When it came to cooking, our dishes turned out really well. Our eggs fried in butter got nice and crispy on the edges and flipped easily, leaving just the smallest trace behind as we removed them from the pan. Our rib eye, seared in a tablespoon of cooking oil, crusted up gorgeously and put up zero fight when we flipped it a couple of times and pulled it out of the pan. And our cornbread browned uniformly and released easily from the pan. It left a bit of crumb stuck to the pan, but nothing that couldn’t be easily removed with a stiff-bristled brush.
Speaking of that, cleanup, overall, was easy. Contrary to popular myth, cast-iron pans can be hand-washed with a little dish soap as needed, and a stiff-bristled brush or abrasive sponge help remove any bits of food or grease stuck to the bottom. Just be sure to dry the pan completely when you’re done to avoid any rust buildup, although the enamel coating also helps with that.
What we didn’t like about it
Now, one thing to know about cast iron is that it’s heavy. The Always Pan version weighs 6.9 pounds and measures 9.5 inches across. That may come as a shock to fans of the original 3-pound ceramic version, but the enamel coating ensures a nice, smooth surface (better for even heat distribution) with no nicks, pits or scratches to be seen. The 6-inch handle is pretty standard and comfortable enough to hold, but you really need to use the helper handle if possible to lift the pan without struggle.
But how did it perform, you ask? We put the Always Cast-Iron Pan through the same battery of tests used to determine the best cast-iron skillets in 2022. We measured how much time it took to heat oil, how evenly heat was distributed across the pan, how comfortable it was to hold and how easy it was to pour oil into a Mason jar. We also used it to fry eggs, sear steak and bake cornbread.

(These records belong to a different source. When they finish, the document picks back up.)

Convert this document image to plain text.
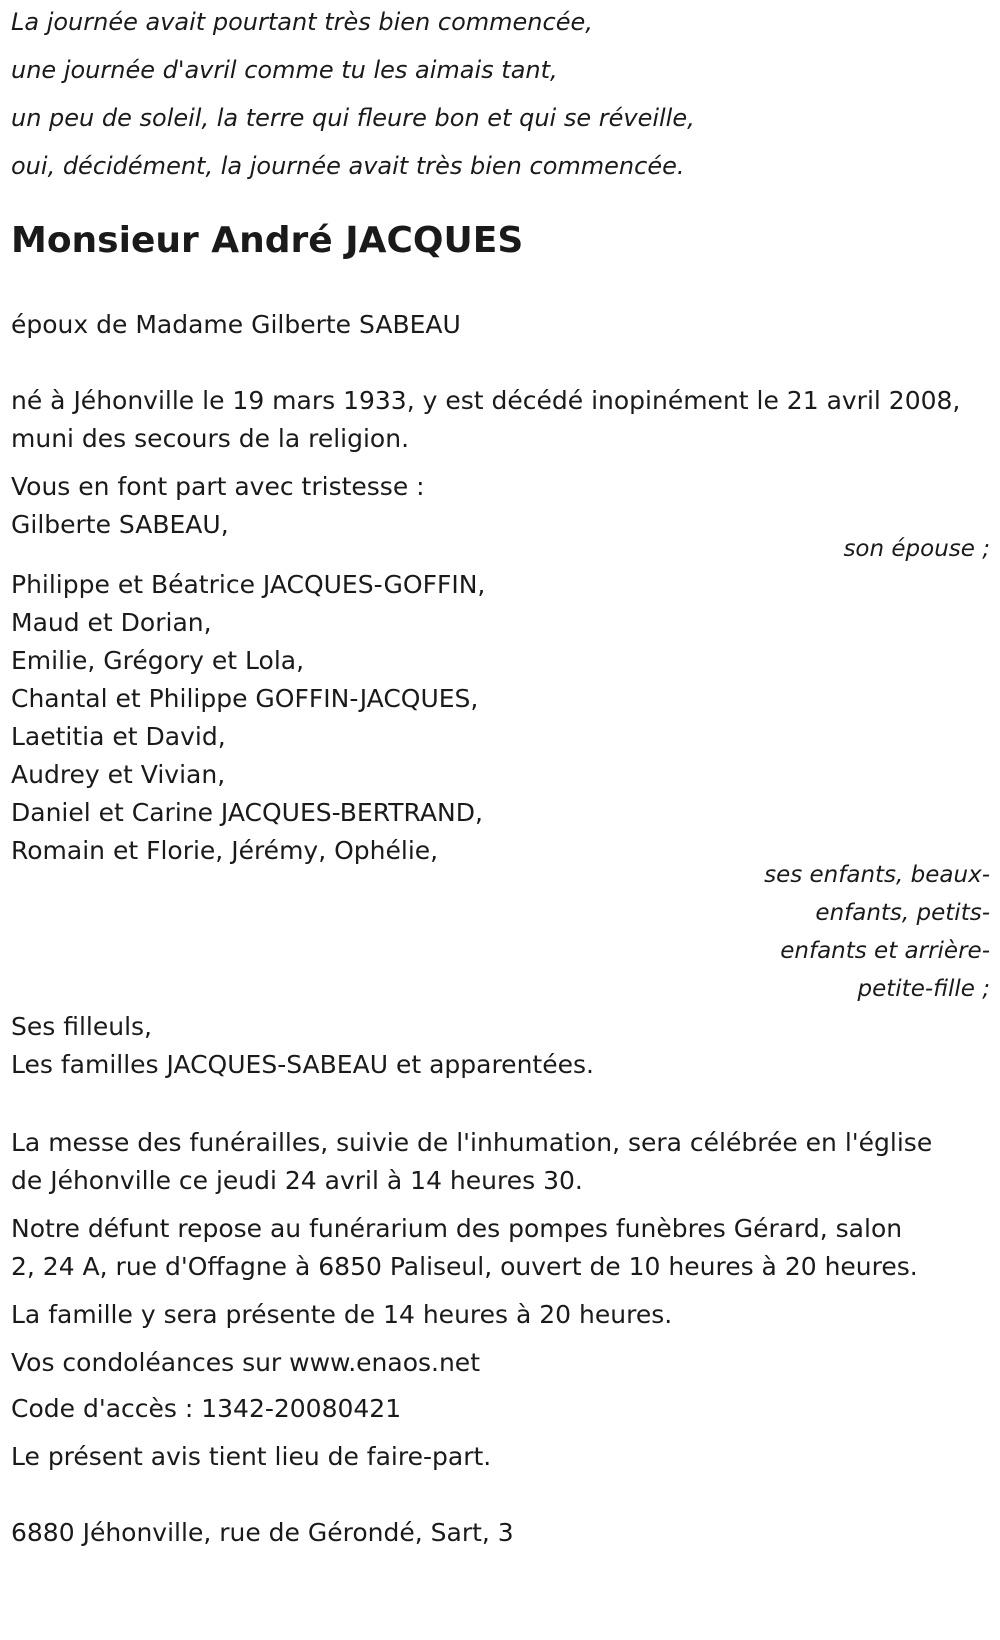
La journée avait pourtant très bien commencée,

une journée d'avril comme tu les aimais tant,

un peu de soleil, la terre qui fleure bon et qui se réveille,

oui, décidément, la journée avait très bien commencée.

Monsieur André JACQUES

époux de Madame Gilberte SABEAU

né à Jéhonville le 19 mars 1933, y est décédé inopinément le 21 avril 2008,

muni des secours de la religion.

Vous en font part avec tristesse :

Gilberte SABEAU,

son épouse ;

Philippe et Béatrice JACQUES-GOFFIN,

Maud et Dorian,

Emilie, Grégory et Lola,

Chantal et Philippe GOFFIN-JACQUES,

Laetitia et David,

Audrey et Vivian,

Daniel et Carine JACQUES-BERTRAND,

Romain et Florie, Jérémy, Ophélie,

ses enfants, beaux-

enfants, petits-

enfants et arrière-

petite-fille ;

Ses filleuls,

Les familles JACQUES-SABEAU et apparentées.

La messe des funérailles, suivie de l'inhumation, sera célébrée en l'église

de Jéhonville ce jeudi 24 avril à 14 heures 30.

Notre défunt repose au funérarium des pompes funèbres Gérard, salon

2, 24 A, rue d'Offagne à 6850 Paliseul, ouvert de 10 heures à 20 heures.

La famille y sera présente de 14 heures à 20 heures.

Vos condoléances sur www.enaos.net

Code d'accès : 1342-20080421

Le présent avis tient lieu de faire-part.

6880 Jéhonville, rue de Gérondé, Sart, 3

Cast iron is celebrated for holding heat, but not all pans heat evenly. We used an infrared thermometer gun to measure all areas of the pan and found inconsistent results, with the center of the pan measuring hottest and the right side clocking in hotter than the left. It was slower to heat oil than all of the cast-iron pans we previously tested, and the Always does not include pour spouts, which are extra handy when you’re attempting to remove oil or grease from the pan. We noted some splatter when we tried to pour oil from the Always into a Mason jar.
Finally, no specific warranty is listed on the website, but the brand does note it offers free exchanges or returns up to 30 days after the item has shipped to your home.
No doubt, the Always Cast-Iron Pan looks great. The colors are soft and just lovely — there’s good reason it’s so dang Instagram-worthy. It’s just really nice to look at and also performs well, plus it’s easy to maintain.
But it’s also expensive. If you’re simply looking for a great cast-iron pan that’s a total workhorse, you’d be better off with the $49.95 Lodge Chef Collection 12-Inch Skillet, the overall winner in our cast-iron skillet tests. At a third of the price of the Always model, it bested most of its more expensive competitors, has a comfy elongated handle that makes it seem less heavy, includes two pour spouts and comes with a lifetime warranty.
But if you’re one of those rabid fans of the original nonstick Always Pan, you’re looking to add a colorful cast-iron version to your collection and you swear by Oprah’s Favorite Things, you won’t be sorry if you opt for Our Place’s foray into cast iron.